[Yum-devel] [PATCH] DMD: use pkgId to join filelists_db & primary_db.

Zdenek Pavlas zpavlas at redhat.com
Fri Nov 9 11:07:20 UTC 2012


> > Yum relies too much on createrepo inner workings, assumes that
> > pkgKeys in filelists_db and primary_db are equal.

>  That's not true, AIUI. pkgKey is generated by the order things are
> found for primary, that is true ... but filelists/other both lookup
> pkgKey based on pkgId, which is why you have to generate primary
> before filelists/other in createrepo.

Uhm, haven't checked that..  Yes, createrepo creates "current_packages"
and "all_packages" pkgId hashes, but does not seem to actually use it,
as adding a dummy <package> entry at the beginning of filelists.xml
produces different pkgKeys:

$ sqlite3 primary.sqlite 'SELECT pkgKey,pkgId from packages'
1|1cdbab9c472ae1f093aa855c02acb9abc8a163a92716b628c889734d5ff7fd6f
2|58be58073b41ef0023455ccaf24535f70260725713156d56d1b1158e670a485e
3|9f42e4b19496f3a53e13db50164970fc5d09db65d4f40466694ded80d96b157e

$ sqlite3 filelists.sqlite 'SELECT pkgKey,pkgId from packages'
1|dummy00000000000000000000000000000000000000000000000000000000000
2|1cdbab9c472ae1f093aa855c02acb9abc8a163a92716b628c889734d5ff7fd6f
3|58be58073b41ef0023455ccaf24535f70260725713156d56d1b1158e670a485e
4|9f42e4b19496f3a53e13db50164970fc5d09db65d4f40466694ded80d96b157e

createrepo/db.c:
  yum_db_package_ids_prepare():
    INSERT INTO packages (pkgId) VALUES (?)
    ..so {filelists,other}.packages.pkgKey is auto-generated.

>  Any form of delta metadata that doesn't produce a byte for byte
> compatible version of _something_ from upstream is going to require a
> huge amount of verification work.

Have been thinking about this for some time.  Being byte-compatible,
and handling updates at package level is impossible.  Even if we
give up on "fast" DB updates, and patch and compile XML instead, 
due to things like inconsistent use of whitespace between </package>
and the following <package> tags, checksums still won't match!

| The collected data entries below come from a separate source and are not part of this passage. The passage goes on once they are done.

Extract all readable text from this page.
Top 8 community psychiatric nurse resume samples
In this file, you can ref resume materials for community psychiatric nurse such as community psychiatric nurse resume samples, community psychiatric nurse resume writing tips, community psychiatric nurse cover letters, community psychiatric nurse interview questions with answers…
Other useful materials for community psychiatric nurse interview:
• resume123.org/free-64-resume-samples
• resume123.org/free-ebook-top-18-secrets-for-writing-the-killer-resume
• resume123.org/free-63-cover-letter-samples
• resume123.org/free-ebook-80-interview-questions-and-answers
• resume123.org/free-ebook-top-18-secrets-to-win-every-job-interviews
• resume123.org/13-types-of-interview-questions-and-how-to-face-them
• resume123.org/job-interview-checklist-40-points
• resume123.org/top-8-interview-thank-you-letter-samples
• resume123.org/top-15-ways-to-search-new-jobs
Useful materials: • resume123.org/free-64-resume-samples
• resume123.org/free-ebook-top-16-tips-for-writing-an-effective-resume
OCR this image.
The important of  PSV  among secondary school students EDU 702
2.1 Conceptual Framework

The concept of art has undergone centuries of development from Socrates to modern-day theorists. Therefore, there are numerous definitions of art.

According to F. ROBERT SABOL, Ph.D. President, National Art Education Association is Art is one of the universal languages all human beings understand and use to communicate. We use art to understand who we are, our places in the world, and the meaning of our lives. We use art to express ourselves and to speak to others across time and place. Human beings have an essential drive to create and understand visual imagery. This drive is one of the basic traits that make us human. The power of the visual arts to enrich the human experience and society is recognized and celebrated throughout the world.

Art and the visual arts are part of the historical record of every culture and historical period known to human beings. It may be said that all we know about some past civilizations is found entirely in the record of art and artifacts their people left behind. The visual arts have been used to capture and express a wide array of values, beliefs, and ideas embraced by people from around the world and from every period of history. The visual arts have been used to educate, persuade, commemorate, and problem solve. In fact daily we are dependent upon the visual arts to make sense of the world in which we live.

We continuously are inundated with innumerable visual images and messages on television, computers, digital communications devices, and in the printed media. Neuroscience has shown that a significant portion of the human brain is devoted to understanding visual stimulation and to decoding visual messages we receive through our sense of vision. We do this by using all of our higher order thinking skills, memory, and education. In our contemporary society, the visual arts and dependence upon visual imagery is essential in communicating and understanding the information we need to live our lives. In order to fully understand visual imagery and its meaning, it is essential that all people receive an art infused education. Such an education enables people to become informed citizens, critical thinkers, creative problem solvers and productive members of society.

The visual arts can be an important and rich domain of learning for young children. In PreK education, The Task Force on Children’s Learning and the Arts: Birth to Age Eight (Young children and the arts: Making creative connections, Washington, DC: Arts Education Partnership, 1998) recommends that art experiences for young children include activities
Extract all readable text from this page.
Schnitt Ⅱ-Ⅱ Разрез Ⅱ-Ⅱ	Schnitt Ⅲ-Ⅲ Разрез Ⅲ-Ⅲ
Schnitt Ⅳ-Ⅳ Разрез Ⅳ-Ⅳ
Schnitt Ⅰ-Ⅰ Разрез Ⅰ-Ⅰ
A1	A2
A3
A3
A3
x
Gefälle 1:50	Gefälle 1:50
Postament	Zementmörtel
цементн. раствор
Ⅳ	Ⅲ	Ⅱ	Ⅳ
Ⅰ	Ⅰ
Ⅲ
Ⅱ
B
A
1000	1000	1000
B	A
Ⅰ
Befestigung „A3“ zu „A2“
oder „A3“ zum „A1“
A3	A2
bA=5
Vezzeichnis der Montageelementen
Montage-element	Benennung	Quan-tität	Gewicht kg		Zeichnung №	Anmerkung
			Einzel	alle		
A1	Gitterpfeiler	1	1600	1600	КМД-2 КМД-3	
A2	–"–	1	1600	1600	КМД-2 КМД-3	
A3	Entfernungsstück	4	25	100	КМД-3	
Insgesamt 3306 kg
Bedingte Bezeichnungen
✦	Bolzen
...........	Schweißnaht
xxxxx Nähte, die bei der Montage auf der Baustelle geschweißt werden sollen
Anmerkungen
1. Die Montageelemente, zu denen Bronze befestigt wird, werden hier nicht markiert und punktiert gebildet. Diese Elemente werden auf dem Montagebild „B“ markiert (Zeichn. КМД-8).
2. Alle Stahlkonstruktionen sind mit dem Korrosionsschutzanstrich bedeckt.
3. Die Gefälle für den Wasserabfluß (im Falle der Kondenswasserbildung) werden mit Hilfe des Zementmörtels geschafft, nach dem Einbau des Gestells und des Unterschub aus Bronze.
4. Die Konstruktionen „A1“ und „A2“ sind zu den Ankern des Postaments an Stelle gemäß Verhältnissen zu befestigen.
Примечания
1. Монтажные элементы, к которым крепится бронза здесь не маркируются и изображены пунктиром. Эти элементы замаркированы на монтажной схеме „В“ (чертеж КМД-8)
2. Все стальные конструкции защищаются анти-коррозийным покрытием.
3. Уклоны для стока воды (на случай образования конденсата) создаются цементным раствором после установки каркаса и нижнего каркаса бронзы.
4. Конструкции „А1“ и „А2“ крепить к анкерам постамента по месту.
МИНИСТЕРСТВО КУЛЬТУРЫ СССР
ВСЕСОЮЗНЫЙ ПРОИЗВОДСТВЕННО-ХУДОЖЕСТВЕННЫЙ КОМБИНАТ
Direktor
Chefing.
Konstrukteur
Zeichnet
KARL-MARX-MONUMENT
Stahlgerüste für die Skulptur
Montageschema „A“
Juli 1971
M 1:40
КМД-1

But there's no sane reason to require byte-level compatibility.
All we need is to make sure the local DB contains the right set
of packages.  So something like:

'SELECT pkgId from packages ORDER BY pkgId'| sha256sum

Should be included in DMD update info.  Then, we can download
the changeset and verify that when applied, we end with a consitent
database.

This also allows using a single DMD file that could be applied
to ANY recent snapshot, and bring it to the current state.

> ...and we'll have to keep and follow the entire chain (and we can't
> actually verify any of the repomd's that aren't current).

I think chaining diffs is a bad idea.  Just add a single file that
contains packages recently added or removed.  Or add two such files,
one to cover last 2 days, other for last 2 weeks.

>  We had the same problem when we used to download just the new
> primary.xml files and update our local .sqlite files ... and we just
> assumed it'd be fine (we didn't do verification) ... and it mostly
> worked, except when it didn't. We eventually fixed these problems
> just no updating.

Why this didn't work?  (I assume the primary.xml was checksummed).

>  It also makes delta's _much_ safer if we can just test "did the
> repodata that came out match what we would have downloaded".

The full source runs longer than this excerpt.